The Plenum Resolution is clear about the need to improve the governance of the SOES, including the energy companies. The aims will be:

 

·        to improve profitability;

·        to  increase the level of dividends paid to the state to 30%, up from 5-15% today;

·        to clamp down on corruption and rent-seeking.

 

The market power of the energy SOES is greatest in the oil and gas sector, where PetroChina and Sinopec hold the rights to the best resources and own most of the refineries, pipelines and oilfield service companies. The desire of the government to break the market power of the energy SOES was revealed in the second bidding round for shale gas in December 2012 when the government awarded no blocks to the national oil companies and 18 blocks to a mix of power, coal and other enterprises. But the lack of relevant experience of these companies will limit the impact of this move.

 

Measures which the government could take to reduce the barriers to entry for other players include:

 

·        requiring the NOCs to relinquish their resource rights in areas where they are not actively exploring or producing;

·        either selling off their oil and gas pipelines or be obliging them to provide third-party access;

·        selling off many of their oil-field service companies.

 

The government’s reluctance to undertake more radical steps is explained by the policy functions that the NOCs and other energy SOEs fulfil. Of greatest importance is their role in energy pricing, for it is these companies which absorb a large share of the economic losses between the upstream and the downstream ends of the energy supply chain.  They are also perceived as playing an important role in national energy security through their investments at home and overseas, and continue to employ large numbers of people.

 

Whilst coal and crude oil prices in China follow international markets closely, all other prices are set by government.
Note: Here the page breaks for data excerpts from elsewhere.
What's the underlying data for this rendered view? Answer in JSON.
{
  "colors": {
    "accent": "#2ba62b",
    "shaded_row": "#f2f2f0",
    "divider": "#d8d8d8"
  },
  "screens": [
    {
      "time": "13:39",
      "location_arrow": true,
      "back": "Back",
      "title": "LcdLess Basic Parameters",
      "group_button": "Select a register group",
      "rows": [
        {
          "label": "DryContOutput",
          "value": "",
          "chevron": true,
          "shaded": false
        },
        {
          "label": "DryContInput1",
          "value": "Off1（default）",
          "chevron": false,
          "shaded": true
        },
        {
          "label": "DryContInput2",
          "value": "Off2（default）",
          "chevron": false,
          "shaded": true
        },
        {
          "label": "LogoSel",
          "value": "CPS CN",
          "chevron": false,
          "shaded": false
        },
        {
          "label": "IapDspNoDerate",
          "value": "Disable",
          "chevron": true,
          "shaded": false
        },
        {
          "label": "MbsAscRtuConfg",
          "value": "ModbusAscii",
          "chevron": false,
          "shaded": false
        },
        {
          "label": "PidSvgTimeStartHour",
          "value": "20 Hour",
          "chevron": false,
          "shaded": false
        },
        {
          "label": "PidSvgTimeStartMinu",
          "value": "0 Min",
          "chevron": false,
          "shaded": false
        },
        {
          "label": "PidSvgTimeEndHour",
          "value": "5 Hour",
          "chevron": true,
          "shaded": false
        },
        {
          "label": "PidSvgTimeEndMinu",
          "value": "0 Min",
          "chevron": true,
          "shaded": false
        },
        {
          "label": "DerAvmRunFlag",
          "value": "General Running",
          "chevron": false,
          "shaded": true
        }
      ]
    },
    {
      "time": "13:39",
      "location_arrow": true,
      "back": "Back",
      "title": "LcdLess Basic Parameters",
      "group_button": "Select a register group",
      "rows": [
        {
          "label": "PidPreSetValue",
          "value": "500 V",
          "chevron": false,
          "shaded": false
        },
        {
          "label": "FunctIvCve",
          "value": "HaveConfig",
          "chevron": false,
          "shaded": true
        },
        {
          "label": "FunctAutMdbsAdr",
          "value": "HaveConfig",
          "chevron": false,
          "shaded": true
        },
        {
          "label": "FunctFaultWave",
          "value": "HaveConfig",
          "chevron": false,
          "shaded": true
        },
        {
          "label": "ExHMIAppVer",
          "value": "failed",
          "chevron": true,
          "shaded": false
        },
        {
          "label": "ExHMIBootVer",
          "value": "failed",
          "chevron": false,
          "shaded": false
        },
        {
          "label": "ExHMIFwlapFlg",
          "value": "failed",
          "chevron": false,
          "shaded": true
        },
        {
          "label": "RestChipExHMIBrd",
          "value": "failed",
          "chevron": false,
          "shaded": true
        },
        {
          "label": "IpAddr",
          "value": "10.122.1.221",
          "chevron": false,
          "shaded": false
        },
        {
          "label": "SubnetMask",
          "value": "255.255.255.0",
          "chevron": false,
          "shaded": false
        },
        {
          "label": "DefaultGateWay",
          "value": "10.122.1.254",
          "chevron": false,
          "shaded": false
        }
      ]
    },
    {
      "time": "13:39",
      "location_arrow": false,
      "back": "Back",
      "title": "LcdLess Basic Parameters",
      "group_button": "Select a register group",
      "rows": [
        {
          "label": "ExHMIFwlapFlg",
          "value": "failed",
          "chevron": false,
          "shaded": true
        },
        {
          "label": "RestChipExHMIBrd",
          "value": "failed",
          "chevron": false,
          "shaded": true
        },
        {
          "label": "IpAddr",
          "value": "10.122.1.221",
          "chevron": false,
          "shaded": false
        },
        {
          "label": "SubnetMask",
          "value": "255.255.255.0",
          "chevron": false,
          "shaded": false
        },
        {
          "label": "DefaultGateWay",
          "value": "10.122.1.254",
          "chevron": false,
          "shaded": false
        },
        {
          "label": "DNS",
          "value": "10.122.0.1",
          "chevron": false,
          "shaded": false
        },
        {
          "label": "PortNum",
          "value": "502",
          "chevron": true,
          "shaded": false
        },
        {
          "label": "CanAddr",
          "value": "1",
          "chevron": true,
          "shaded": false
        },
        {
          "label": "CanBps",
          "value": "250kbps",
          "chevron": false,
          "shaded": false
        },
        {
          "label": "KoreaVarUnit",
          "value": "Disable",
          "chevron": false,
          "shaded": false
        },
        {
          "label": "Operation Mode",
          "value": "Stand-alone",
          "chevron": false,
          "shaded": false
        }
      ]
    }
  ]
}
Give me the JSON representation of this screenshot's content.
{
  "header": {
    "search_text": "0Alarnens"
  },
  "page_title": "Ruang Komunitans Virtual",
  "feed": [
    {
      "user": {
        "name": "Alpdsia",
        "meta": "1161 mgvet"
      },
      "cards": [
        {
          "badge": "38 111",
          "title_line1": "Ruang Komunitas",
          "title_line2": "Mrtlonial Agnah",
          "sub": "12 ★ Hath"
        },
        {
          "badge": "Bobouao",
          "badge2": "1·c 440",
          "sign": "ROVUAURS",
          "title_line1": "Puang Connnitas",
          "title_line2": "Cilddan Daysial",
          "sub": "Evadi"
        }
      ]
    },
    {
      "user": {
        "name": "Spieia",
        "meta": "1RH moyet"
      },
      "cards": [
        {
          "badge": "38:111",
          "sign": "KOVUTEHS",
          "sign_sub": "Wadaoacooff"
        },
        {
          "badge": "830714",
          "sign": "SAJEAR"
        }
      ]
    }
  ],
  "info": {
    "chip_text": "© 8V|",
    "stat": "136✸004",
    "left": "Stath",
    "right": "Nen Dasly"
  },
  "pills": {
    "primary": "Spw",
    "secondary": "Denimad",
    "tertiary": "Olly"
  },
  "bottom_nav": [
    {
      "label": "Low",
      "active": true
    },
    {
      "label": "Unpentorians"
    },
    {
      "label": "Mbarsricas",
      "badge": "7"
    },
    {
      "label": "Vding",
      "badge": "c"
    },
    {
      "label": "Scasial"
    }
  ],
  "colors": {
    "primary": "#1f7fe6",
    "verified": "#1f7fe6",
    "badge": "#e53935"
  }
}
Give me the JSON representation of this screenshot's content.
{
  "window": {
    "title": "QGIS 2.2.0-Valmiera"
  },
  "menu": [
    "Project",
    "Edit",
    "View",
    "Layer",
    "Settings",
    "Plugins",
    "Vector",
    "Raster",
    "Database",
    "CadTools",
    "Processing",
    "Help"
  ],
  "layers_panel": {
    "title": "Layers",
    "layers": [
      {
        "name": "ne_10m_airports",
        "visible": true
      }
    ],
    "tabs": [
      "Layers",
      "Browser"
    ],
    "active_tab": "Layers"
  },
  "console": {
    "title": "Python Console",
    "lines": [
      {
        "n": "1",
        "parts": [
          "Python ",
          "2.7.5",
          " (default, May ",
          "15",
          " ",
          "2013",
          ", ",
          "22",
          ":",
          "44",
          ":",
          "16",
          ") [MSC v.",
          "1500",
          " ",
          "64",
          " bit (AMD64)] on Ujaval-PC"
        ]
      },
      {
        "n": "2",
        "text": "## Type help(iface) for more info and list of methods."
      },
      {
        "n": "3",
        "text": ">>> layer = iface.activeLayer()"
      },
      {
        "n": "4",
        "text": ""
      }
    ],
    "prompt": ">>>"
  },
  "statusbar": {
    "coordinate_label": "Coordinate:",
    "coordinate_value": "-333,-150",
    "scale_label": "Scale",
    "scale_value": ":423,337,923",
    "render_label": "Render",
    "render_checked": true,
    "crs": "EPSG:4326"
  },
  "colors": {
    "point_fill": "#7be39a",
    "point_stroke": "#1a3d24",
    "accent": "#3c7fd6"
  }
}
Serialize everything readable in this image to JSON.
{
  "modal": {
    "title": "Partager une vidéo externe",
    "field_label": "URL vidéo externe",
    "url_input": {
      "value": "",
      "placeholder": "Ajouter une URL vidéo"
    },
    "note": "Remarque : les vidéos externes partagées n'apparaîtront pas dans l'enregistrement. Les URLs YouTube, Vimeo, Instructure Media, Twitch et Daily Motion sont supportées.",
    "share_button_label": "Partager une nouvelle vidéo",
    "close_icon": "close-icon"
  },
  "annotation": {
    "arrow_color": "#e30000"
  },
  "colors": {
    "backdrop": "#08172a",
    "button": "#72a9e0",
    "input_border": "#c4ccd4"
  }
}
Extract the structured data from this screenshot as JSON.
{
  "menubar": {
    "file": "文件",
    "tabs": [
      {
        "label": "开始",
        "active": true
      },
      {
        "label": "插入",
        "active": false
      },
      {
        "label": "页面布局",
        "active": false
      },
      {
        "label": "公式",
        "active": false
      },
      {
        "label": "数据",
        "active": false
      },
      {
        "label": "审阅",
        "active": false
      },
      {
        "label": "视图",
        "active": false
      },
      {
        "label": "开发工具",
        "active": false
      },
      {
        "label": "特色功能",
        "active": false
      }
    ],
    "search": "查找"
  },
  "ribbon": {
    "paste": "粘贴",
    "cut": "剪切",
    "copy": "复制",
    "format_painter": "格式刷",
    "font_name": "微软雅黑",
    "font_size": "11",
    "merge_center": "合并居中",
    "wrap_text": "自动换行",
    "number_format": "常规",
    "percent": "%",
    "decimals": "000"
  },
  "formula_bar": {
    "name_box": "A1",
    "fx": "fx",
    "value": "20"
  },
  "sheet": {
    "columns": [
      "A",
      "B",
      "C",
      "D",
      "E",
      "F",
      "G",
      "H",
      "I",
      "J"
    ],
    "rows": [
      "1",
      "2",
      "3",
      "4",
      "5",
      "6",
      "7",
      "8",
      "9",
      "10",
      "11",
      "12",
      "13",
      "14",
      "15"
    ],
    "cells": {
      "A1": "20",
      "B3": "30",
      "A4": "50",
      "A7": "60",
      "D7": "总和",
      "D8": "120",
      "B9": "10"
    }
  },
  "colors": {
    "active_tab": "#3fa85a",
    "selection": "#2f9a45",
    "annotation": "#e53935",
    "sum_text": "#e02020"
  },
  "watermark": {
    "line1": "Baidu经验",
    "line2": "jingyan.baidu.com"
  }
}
Whilst this approach has helped the government constrain inflation and address social objectives, it undermines energy efficiency policies and provides inadequate incentives to explore for and produce natural gas.  A further problem is the low price of coal relative to natural gas, which drives the continuing preference for coal rather than cleaner fuels, with the consequence of ever-worsening air pollution.

 

As a consequence, the government faces the complex challenge of raising energy prices to constrain energy use and introducing schemes to encourage the switch away from coal to cleaner fuels, whilst at the same time trying to avoid undermining economic growth or further disadvantaging the poorer sections of the population. In the last few years the government has launched emissions trading schemes to promote clean energy, tiered pricing for energy users to make those who use more pay more, and time-of-day pricing to spread out the daily load fluctuations. We should expect more efforts in this direction, as well as continuing steps to raise prices for natural gas and for oil products.

 

In conclusion, whilst the government may take decisive steps to improve the governance of the state-owned energy companies, it is likely to be more cautious in introducing changes to their structure and competitive position. Reforms to energy pricing and measures to promote clean energy will be continued, but in a judicious manner.